Für mich ist ausschlaggebend, dass wir bei der solidaren Finanzierung bleiben. Politische Aktivitäten, die Solidargemeinschaft aufbrechen wollen, sind gefährlich und für mich als Christ überhaupt nicht nachzuvollziehen. Wir müssen auch als Kirchenbund dafür eintreten, dass die solidarische Finanzierung des Gesundheitswesens erhalten bleibt.

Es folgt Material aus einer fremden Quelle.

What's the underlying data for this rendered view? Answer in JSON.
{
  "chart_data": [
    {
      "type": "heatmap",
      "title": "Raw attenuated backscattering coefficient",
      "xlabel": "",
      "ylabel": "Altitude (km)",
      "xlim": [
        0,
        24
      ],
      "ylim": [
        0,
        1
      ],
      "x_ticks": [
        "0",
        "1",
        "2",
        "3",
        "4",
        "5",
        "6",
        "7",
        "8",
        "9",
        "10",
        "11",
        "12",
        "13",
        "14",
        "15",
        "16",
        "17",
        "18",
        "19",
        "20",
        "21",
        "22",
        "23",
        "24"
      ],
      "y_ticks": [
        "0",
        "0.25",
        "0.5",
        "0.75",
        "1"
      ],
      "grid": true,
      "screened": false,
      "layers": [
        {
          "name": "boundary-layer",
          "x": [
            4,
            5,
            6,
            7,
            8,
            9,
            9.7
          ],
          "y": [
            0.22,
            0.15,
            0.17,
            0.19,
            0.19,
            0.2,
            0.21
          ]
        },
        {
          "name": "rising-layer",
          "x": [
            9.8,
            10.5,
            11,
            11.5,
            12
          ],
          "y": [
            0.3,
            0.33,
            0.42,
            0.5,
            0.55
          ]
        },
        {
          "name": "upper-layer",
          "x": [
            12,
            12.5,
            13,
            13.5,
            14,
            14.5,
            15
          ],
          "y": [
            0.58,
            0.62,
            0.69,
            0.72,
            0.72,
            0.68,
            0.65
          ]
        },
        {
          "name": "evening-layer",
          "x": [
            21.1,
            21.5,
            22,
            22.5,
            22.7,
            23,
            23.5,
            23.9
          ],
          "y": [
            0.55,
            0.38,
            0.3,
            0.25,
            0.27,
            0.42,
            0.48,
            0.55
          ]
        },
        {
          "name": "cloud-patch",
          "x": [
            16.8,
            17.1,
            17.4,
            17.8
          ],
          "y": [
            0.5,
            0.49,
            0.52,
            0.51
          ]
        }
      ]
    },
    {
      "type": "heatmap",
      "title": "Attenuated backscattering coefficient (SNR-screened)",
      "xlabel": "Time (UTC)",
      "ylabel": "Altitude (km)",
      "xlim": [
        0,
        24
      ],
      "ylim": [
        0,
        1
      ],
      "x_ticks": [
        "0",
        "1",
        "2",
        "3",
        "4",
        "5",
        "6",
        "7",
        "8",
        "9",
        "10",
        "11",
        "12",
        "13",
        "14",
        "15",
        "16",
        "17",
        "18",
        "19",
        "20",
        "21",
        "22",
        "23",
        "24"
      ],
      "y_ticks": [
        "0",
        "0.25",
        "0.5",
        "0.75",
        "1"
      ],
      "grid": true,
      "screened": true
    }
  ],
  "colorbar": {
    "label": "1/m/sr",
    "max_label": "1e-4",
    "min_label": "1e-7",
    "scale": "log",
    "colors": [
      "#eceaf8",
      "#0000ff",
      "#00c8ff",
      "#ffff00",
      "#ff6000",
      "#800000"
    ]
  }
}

Trotz Alledem werden in Zukunft nicht mehr alle Leistungen, die machbar wären, bezahlbar sein.

Wir werden uns damit auseinandersetzen müssen ob jede medizinische Leistung, die möglich ist, auch zu jeder Zeit anzuwenden ist. Da könnten wir als Christen auch beispielhaft sein in der Weise, unser Leben nicht immer in die Hände der Ärzte zu legen. Wir müssen uns immer wieder fragen: muss ich jede medizinische Leistung in einem hohen Alter annehmen oder kann ich auch darüber nachdenken, ob der Ertrag dieser Leistung mein Leben wirklich verbessert. Verlängern kann es nach unserer Überzeugung ohnehin kein Mensch.

Sie haben jetzt viel von der ‚Solidargemeinschaft’ gesprochen. Hier die Nagelprobe: Hat die Immanuel Diakonie eine Betriebskrankenkasse und ist Elimar Brandt privat versichert?

Wir haben keine Betriebskrankenkasse entwickelt weil wir gesagt haben: Wir wollen auch an dieser Stelle in der großen Solidargemeinschaft bleiben. Ich persönlich bin immer ganz bewusst in einer gesetzlichen Krankenkasse – der AOK – geblieben um damit auch ein Signal zu geben: Das ist die Kasse, die am stärksten für die Mühseligen und Beladenen eintritt. Dann darf ich, der ein bisschen mehr verdienen darf als Andere und der ich von meinem ganzen Umfeld her auch nicht ständig die Kasse benötige, mich nicht von der Solidargemeinschaft verabschieden.

Schlussfrage: Wird das Führen der Immanuel Diakonie-Einrichtungen nach den Maßstäben der christlichen Ethik von den Kunden auch honoriert?

Das, was als Echo zu uns kommt ist: „Wenn man in ihr Haus kommt, herrscht dort eine andere Atmosphäre“. Das beschreibt für mich Wesentliches. Das bringen Leute vielleicht nicht direkt mit christlicher Wertesetzung in Verbindung. Aber sie sagen: Hier ist irgendwie ein anderer Geist.

Herr Brandt, wir danken Ihnen für das Gespräch.